The 1970s is rightly lauded as the golden age of British sitcom. Long-running series that established themselves in the creative boom of the 1960s such as Dad’s Army and Steptoe & Son were still going strong at the dawn of the decade. But the 1970s was a much bleaker time in the UK’s history. Endless industrial disputes and strike action, a three-day week, and other governmental failings left the economy flailing, rubbish piling up in the streets and bodies unburied. No wonder sitcoms blossomed to give the general population something to lighten the mood!

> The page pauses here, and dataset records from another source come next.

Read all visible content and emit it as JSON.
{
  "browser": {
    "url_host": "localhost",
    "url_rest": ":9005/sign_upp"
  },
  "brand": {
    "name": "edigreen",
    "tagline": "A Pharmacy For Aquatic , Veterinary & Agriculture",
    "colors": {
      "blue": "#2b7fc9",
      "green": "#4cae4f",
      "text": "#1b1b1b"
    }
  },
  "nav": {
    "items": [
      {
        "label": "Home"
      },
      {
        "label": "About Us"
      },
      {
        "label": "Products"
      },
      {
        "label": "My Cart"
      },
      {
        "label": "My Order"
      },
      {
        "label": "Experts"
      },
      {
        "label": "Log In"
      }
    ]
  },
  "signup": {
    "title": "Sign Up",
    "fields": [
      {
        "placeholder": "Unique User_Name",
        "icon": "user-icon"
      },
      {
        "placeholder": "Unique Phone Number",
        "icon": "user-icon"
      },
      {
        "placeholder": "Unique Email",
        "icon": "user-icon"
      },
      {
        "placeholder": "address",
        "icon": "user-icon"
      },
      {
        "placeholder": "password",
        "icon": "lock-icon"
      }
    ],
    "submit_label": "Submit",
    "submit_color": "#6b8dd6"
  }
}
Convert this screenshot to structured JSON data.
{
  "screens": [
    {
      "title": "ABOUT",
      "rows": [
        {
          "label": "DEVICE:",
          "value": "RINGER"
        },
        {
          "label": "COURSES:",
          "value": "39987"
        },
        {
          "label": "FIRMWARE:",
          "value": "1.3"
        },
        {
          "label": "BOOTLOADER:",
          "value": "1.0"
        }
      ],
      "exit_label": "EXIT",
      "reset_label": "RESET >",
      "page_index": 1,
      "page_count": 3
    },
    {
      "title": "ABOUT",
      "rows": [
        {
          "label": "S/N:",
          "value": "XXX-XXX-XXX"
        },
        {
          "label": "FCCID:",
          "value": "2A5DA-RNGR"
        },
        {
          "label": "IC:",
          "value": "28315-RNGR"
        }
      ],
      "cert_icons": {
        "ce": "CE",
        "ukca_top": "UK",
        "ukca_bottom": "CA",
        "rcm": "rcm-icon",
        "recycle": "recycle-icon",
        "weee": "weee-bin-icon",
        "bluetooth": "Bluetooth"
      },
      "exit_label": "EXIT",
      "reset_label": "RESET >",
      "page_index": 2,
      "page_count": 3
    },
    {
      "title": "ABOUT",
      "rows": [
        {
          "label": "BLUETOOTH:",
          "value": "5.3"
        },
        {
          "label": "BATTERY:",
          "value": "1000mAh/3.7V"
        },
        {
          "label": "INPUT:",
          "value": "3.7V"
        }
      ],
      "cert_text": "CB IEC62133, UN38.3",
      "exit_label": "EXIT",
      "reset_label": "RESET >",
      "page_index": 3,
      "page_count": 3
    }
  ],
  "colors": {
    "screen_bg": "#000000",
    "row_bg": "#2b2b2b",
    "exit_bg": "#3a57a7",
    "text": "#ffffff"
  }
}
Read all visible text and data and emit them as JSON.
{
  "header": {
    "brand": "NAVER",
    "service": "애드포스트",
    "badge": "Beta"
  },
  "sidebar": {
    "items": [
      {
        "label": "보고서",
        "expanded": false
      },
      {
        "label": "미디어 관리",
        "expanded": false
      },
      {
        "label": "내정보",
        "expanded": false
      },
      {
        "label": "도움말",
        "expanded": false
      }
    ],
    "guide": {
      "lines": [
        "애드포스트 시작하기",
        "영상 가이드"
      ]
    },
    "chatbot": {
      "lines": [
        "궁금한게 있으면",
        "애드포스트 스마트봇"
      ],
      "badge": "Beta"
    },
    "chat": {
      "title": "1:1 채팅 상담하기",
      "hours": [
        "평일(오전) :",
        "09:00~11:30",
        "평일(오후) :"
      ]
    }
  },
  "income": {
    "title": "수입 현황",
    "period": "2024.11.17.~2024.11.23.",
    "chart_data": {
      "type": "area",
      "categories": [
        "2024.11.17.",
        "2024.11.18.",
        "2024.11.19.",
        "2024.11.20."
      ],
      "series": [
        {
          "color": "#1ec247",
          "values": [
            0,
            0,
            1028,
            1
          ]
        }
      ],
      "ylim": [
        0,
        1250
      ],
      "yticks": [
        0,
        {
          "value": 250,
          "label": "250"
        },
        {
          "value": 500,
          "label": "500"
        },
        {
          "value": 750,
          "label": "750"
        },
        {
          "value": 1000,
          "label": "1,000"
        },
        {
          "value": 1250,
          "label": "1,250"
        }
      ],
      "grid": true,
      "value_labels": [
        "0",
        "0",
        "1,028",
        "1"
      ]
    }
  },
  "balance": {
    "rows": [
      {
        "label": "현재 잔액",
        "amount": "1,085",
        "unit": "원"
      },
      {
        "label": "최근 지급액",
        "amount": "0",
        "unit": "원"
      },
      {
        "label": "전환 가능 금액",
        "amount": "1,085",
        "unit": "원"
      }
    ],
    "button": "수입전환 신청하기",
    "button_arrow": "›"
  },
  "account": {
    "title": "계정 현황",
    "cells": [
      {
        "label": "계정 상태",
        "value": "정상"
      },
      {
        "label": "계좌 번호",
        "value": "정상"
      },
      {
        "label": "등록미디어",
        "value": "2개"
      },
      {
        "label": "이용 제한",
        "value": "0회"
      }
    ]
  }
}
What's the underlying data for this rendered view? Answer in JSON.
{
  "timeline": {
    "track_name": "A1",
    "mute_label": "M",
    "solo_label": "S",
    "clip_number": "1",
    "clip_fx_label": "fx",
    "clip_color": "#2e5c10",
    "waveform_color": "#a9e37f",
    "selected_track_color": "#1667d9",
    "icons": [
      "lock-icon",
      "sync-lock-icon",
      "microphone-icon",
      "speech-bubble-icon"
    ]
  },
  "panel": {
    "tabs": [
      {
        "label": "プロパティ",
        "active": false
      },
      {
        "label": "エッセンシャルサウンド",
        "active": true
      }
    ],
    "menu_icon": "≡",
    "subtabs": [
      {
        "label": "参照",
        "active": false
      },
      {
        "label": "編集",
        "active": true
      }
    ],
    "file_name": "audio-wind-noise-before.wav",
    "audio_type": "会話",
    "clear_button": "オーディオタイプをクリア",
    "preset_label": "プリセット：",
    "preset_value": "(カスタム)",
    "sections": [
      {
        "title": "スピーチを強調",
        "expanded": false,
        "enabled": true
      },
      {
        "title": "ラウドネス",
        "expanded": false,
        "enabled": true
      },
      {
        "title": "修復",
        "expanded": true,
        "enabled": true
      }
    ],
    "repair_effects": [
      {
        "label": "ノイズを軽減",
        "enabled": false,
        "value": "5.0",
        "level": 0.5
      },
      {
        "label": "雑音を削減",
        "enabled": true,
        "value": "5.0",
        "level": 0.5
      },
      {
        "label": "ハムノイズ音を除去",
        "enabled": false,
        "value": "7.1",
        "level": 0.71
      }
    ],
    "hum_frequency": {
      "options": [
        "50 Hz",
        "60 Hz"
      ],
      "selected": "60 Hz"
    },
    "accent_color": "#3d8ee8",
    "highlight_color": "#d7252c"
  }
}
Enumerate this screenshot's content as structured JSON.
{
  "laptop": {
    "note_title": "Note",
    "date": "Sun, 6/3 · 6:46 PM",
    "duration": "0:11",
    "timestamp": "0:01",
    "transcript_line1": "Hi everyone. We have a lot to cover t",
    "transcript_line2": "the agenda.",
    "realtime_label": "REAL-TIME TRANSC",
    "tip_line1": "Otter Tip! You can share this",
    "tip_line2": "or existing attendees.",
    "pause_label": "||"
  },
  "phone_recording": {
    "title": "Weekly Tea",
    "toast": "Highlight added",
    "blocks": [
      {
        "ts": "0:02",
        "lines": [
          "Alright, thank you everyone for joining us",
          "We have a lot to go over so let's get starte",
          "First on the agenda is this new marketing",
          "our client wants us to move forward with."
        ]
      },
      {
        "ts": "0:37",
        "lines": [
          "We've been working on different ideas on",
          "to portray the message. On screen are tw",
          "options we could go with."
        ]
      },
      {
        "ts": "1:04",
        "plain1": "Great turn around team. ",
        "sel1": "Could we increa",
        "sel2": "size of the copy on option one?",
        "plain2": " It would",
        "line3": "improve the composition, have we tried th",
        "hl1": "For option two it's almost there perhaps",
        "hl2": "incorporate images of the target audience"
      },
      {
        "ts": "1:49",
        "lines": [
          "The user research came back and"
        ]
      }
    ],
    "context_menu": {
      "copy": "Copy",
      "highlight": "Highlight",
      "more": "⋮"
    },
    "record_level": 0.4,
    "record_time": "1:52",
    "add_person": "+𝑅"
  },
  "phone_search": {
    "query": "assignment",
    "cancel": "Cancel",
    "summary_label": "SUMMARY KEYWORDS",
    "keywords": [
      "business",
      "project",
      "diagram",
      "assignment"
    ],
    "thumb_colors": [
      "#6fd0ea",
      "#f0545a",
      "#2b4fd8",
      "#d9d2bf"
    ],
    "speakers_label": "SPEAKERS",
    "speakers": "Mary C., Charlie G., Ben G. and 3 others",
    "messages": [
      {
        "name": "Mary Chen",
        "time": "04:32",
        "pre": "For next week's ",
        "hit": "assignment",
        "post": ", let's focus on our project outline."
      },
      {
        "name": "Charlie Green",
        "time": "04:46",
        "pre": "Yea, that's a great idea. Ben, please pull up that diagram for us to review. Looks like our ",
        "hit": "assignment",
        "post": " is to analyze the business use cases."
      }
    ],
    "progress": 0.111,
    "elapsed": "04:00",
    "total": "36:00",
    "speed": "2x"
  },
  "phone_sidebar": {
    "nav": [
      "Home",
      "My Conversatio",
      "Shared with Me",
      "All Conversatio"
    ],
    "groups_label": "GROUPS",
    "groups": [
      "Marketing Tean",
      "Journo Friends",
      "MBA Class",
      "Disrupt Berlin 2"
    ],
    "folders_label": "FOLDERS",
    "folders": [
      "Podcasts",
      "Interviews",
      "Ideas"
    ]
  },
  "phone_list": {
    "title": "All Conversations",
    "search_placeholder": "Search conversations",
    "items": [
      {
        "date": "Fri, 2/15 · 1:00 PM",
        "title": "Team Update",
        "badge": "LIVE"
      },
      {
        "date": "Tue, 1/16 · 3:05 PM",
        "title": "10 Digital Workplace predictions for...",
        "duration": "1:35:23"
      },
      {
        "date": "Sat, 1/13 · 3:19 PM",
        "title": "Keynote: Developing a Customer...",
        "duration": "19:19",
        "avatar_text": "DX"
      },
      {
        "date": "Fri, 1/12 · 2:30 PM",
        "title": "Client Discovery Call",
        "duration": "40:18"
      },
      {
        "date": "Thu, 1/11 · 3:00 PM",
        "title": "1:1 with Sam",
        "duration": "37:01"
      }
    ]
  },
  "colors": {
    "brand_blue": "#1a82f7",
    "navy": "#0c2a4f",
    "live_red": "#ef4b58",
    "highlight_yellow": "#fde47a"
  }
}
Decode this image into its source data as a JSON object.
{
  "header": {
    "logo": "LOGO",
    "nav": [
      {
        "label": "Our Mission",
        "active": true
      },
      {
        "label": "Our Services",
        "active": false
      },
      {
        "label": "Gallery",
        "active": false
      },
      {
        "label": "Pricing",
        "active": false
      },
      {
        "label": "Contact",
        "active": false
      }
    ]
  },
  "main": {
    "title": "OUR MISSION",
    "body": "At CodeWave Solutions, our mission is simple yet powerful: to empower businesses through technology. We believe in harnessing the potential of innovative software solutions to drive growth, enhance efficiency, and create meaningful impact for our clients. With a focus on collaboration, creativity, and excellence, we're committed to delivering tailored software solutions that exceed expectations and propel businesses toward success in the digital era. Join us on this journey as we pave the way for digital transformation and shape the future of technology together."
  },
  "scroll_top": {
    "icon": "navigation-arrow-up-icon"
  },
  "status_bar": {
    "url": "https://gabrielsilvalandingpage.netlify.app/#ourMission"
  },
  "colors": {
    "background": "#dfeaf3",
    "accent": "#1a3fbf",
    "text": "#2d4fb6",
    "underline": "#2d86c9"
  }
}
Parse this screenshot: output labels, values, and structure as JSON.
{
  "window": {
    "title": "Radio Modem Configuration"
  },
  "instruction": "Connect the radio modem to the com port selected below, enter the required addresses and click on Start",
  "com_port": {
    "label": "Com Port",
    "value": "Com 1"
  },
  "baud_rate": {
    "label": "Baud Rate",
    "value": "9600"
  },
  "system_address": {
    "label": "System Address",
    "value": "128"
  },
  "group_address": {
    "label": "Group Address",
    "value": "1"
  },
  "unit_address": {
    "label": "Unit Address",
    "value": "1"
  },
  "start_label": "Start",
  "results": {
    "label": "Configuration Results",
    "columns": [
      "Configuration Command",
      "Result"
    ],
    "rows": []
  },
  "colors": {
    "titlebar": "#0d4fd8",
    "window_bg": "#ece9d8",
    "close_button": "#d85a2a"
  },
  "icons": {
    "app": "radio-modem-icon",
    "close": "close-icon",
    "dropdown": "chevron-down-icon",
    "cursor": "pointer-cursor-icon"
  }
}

There’s nothing quite as satisfying as a TV show that presses the reset button at the end of every episode, and presents much-loved characters in cosily familiar settings week-in, week-out. Here’s our rundown of ten (and there could have been many, many more) great sitcoms that kept the British laughing during a dreary old decade!

10. Butterflies

Carla Lane’s great comedy of the late 70s and early 80s told the story of the potential a woman has to escape from the boredom of her domesticity and a husband who takes her for granted by having an affair. Not a new idea (Noel Coward’s Brief Encounter notably told the story in the 1940s), but one that was pressing in the 1970s when divorce rates were climbing. Wendy Craig is perfectly cast as Ria Parkinson, whose story we follow. Geoffrey Palmer, a sitcom veteran but usually in stuffy or military parts, is great as her husband and sparring partner. There’s an early leading role in comedy for Nicholas Lyndhurst as their son Adam. The other son, Andrew Hall’s Russell, is invariably not speaking to his father. Bruce Montague’s charming Leonard is the tempting lure away from domestic dreariness and endless petty squabbles, but is the grass necessarily greener on the other side? The title takes its name from the Dolly Parton song Love is Like a Butterfly.

9. Are You Being Served?

This sitcom was set inside a department store, and was written by Jeremy Lloyd and David Croft, who would go on to write ‘Allo ‘Allo together the following decade. Ideas of English class and snobbery are at the forefront again, as the shop is for a particular standard of clientele. Double entendres, often pertaining to Mrs Slocombe’s pussy, reign supreme. John Inman’s Mr Humphries placed a homosexual character centre stage – quite rare at the time. In a mark of the cruelty of the passage of time, the principal cast are all now deceased, but their work lives on. The cry of, “I’m free!” will ring in audience’s ears for decades to come.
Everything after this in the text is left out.